At one point I was reading a parenting message board, and the topic of households without TV came up. Somebody said (and I paraphrase loosely here):

"Well, I think it's great that you're willing to make such a big sacrifice for your children, but it's not going to make any big difference to them."

This statement just annoyed me to bits.

At first I thought it was because of the whole "big sacrifice" thing. Yes, it was a terrible sacrifice I made for my child! Before she was born I was watching minutes of TV a month! And now I watch… hey, wait a minute, about the same amount. OK, so it was a terrible sacrifice I made for my husband. Because actually, I did watch TV before he came along. I gave up my luxurious TV-centered lifestyle for him. Why, I had a 5 inch diagonal TV and all the programs you could get off the air. It was a color TV and everything. Cable? Would you get cable if you had a 5 inch diagonal TV? I watched DVDs on my laptop, because it had a bigger screen. OK, so maybe that wasn't such a terrible sacrifice, either. We even still have the TV, in case we should want to watch a genuine videotape. Or maybe find out what programs you can get off the air. Next time I have pneumonia I'll get right on that. So, no, giving up a TV is not a big sacrifice for everybody. People are different.

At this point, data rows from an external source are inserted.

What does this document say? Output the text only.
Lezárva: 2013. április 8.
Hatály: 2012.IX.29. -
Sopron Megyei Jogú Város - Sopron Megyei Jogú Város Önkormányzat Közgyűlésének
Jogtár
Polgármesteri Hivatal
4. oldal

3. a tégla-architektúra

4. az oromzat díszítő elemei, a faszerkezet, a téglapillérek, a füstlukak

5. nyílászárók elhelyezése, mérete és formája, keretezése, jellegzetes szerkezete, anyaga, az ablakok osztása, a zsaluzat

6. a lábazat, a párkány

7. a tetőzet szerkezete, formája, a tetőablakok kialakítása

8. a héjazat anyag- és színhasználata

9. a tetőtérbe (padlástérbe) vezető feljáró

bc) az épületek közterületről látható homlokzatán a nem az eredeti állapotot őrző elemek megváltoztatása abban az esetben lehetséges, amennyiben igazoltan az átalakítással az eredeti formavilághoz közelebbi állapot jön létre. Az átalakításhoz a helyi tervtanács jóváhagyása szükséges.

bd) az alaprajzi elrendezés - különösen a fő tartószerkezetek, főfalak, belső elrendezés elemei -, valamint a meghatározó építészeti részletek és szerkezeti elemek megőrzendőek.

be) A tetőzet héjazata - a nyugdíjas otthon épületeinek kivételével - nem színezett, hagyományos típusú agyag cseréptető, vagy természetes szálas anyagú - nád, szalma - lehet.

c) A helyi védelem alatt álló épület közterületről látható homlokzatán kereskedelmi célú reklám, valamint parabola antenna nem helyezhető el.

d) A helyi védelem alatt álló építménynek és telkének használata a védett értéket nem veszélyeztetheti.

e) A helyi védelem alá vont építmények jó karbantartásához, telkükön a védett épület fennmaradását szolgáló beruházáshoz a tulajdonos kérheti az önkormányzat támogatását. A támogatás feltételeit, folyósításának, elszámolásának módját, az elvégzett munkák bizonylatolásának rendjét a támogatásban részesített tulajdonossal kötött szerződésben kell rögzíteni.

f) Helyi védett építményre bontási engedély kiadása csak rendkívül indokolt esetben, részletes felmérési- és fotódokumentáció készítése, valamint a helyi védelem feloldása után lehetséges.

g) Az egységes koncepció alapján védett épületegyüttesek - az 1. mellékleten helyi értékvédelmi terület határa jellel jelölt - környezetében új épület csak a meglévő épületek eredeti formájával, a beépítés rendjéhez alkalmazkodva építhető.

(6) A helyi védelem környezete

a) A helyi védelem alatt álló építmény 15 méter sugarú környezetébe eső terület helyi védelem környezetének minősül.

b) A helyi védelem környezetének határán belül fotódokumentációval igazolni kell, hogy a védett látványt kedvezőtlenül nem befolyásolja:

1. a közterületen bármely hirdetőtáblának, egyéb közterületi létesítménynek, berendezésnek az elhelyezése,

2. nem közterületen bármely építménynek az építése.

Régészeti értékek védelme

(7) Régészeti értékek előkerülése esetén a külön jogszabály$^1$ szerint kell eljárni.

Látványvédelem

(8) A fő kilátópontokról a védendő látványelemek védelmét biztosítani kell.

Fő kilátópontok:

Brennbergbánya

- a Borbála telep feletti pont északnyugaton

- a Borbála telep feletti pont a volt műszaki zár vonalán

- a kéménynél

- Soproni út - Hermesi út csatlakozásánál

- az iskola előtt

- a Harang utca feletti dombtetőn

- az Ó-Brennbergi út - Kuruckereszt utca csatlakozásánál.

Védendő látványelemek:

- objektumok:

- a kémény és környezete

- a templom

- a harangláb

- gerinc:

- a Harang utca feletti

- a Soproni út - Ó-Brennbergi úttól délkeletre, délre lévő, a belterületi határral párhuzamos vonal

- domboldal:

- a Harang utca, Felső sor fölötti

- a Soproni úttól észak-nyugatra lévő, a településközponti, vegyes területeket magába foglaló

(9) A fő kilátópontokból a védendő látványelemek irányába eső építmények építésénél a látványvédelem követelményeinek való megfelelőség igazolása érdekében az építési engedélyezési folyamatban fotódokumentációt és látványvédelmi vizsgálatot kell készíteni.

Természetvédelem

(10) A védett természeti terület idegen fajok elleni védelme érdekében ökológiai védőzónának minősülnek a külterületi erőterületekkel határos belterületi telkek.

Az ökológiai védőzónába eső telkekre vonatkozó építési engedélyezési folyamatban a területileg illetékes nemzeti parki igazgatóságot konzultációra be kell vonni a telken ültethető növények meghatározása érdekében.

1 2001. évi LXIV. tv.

Then I thought it was because of the "no big difference" thing. I can understand believing that TV is no big deal. I can understand believing that giving it up is a big sacrifice. I can't understand believing both at once. Something that is so central to your life that you have trouble giving it up is something that is shaping your life. As long as it isn't actually dominating your life, there's probably nothing wrong with that. (If it's more important than the people around you, there's something wrong. Regardless of what "it" is.) Making a big sacrifice for your children will make a difference in their lives. A good difference, a bad difference, or a value-neutral difference? I dunno. But something will change.

And that brings me to the next thing that ticked me off: "I think it's great..." So making completely pointless sacrifices for your children is a good thing? That's just icky and wrong. Presumably, the original author didn't actually think it was great, either; she was merely being polite. Or trying to be polite and arriving at snarky instead (and that has been known to happen to me, too). Or actively trying to be snarky, who knows. But the little hairs on the back of my neck stand up at the idea that in this culture, it's reasonable to suggest that sacrificing for your children is inherently good. This is a sentence in which the author may be insincere, but she's not clearly being sarcastic, the way she would be if she said "I think it's great that you're willing to burn books..."

It's clearly a bad thing if parents are unwilling to make any sacrifices for their children. I'm not trying to be soppy here, but children actually are our future, and they don't raise themselves. It takes real work and real sacrifice to raise healthy, useful people. But at the same time, it takes being healthy yourself. And healthy people don't just up and make arbitrary sacrifices. Our culture leaps too rapidly to the idea that a good mother is a good martyr, which makes for unhealthy mothers, which in turn makes for unhealthy kids.

Which is a long way from my not watching TV. Let's just say that I don't find it even a small martyrdom. Possibly because I spend too much time on my computer instead.